Muro de igreja vira outdoor para propaganda ilegal de armas e de Bolsonaro

10 ago 2022 - 13h27

O muro de uma igreja evangélica foi usado como outdoor para fazer propaganda de armas e do presidente Jair Bolsonaro (PL), em Cascavel, no interior do Paraná. A congregação pertence à Igreja Presbiteriana do Brasil (IPB) e é liderada por um apoiador do presidente. O anúncio foi colocado por uma loja de armas e munições que fica ao lado do templo religioso. A propaganda é ilegal por descumprir o Estatuto do Desarmamento, de acordo com especialista ouvido pelo Estadão.

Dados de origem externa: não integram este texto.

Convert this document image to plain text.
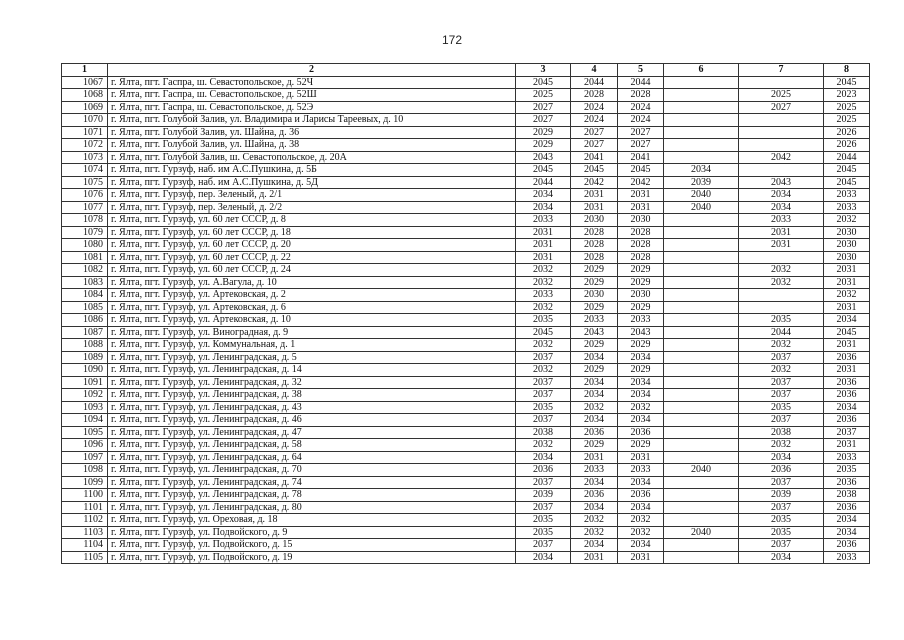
172
1	2	3	4	5	6	7	8
1067	г. Ялта, пгт. Гаспра, ш. Севастопольское, д. 52Ч	2045	2044	2044			2045
1068	г. Ялта, пгт. Гаспра, ш. Севастопольское, д. 52Ш	2025	2028	2028		2025	2023
1069	г. Ялта, пгт. Гаспра, ш. Севастопольское, д. 52Э	2027	2024	2024		2027	2025
1070	г. Ялта, пгт. Голубой Залив, ул. Владимира и Ларисы Тареевых, д. 10	2027	2024	2024			2025
1071	г. Ялта, пгт. Голубой Залив, ул. Шайна, д. 36	2029	2027	2027			2026
1072	г. Ялта, пгт. Голубой Залив, ул. Шайна, д. 38	2029	2027	2027			2026
1073	г. Ялта, пгт. Голубой Залив, ш. Севастопольское, д. 20А	2043	2041	2041		2042	2044
1074	г. Ялта, пгт. Гурзуф, наб. им А.С.Пушкина, д. 5Б	2045	2045	2045	2034		2045
1075	г. Ялта, пгт. Гурзуф, наб. им А.С.Пушкина, д. 5Д	2044	2042	2042	2039	2043	2045
1076	г. Ялта, пгт. Гурзуф, пер. Зеленый, д. 2/1	2034	2031	2031	2040	2034	2033
1077	г. Ялта, пгт. Гурзуф, пер. Зеленый, д. 2/2	2034	2031	2031	2040	2034	2033
1078	г. Ялта, пгт. Гурзуф, ул. 60 лет СССР, д. 8	2033	2030	2030		2033	2032
1079	г. Ялта, пгт. Гурзуф, ул. 60 лет СССР, д. 18	2031	2028	2028		2031	2030
1080	г. Ялта, пгт. Гурзуф, ул. 60 лет СССР, д. 20	2031	2028	2028		2031	2030
1081	г. Ялта, пгт. Гурзуф, ул. 60 лет СССР, д. 22	2031	2028	2028			2030
1082	г. Ялта, пгт. Гурзуф, ул. 60 лет СССР, д. 24	2032	2029	2029		2032	2031
1083	г. Ялта, пгт. Гурзуф, ул. А.Вагула, д. 10	2032	2029	2029		2032	2031
1084	г. Ялта, пгт. Гурзуф, ул. Артековская, д. 2	2033	2030	2030			2032
1085	г. Ялта, пгт. Гурзуф, ул. Артековская, д. 6	2032	2029	2029			2031
1086	г. Ялта, пгт. Гурзуф, ул. Артековская, д. 10	2035	2033	2033		2035	2034
1087	г. Ялта, пгт. Гурзуф, ул. Виноградная, д. 9	2045	2043	2043		2044	2045
1088	г. Ялта, пгт. Гурзуф, ул. Коммунальная, д. 1	2032	2029	2029		2032	2031
1089	г. Ялта, пгт. Гурзуф, ул. Ленинградская, д. 5	2037	2034	2034		2037	2036
1090	г. Ялта, пгт. Гурзуф, ул. Ленинградская, д. 14	2032	2029	2029		2032	2031
1091	г. Ялта, пгт. Гурзуф, ул. Ленинградская, д. 32	2037	2034	2034		2037	2036
1092	г. Ялта, пгт. Гурзуф, ул. Ленинградская, д. 38	2037	2034	2034		2037	2036
1093	г. Ялта, пгт. Гурзуф, ул. Ленинградская, д. 43	2035	2032	2032		2035	2034
1094	г. Ялта, пгт. Гурзуф, ул. Ленинградская, д. 46	2037	2034	2034		2037	2036
1095	г. Ялта, пгт. Гурзуф, ул. Ленинградская, д. 47	2038	2036	2036		2038	2037
1096	г. Ялта, пгт. Гурзуф, ул. Ленинградская, д. 58	2032	2029	2029		2032	2031
1097	г. Ялта, пгт. Гурзуф, ул. Ленинградская, д. 64	2034	2031	2031		2034	2033
1098	г. Ялта, пгт. Гурзуф, ул. Ленинградская, д. 70	2036	2033	2033	2040	2036	2035
1099	г. Ялта, пгт. Гурзуф, ул. Ленинградская, д. 74	2037	2034	2034		2037	2036
1100	г. Ялта, пгт. Гурзуф, ул. Ленинградская, д. 78	2039	2036	2036		2039	2038
1101	г. Ялта, пгт. Гурзуф, ул. Ленинградская, д. 80	2037	2034	2034		2037	2036
1102	г. Ялта, пгт. Гурзуф, ул. Ореховая, д. 18	2035	2032	2032		2035	2034
1103	г. Ялта, пгт. Гурзуф, ул. Подвойского, д. 9	2035	2032	2032	2040	2035	2034
1104	г. Ялта, пгт. Гурзуф, ул. Подвойского, д. 15	2037	2034	2034		2037	2036
1105	г. Ялта, пгт. Гурзуф, ул. Подвойского, д. 19	2034	2031	2031		2034	2033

O anúncio foi compartilhado por internautas nas redes sociais e ainda está no local. A igreja fica na região central de Cascavel, município de aproximadamente 330 mil habitantes no oeste do Paraná. A propaganda exibe três pistolas vendidas pela loja, que fica ao lado da igreja. Quem passa pela rua vê a publicidade e, na sequência, a fachada do templo com uma cruz. O muro divide os dois terrenos. Além das armas, o outdoor traz uma foto de Bolsonaro com a frase "Brasil acima de tudo, Deus acima de todos", slogan usado pelo presidente para atrair o público cristão já em 2018.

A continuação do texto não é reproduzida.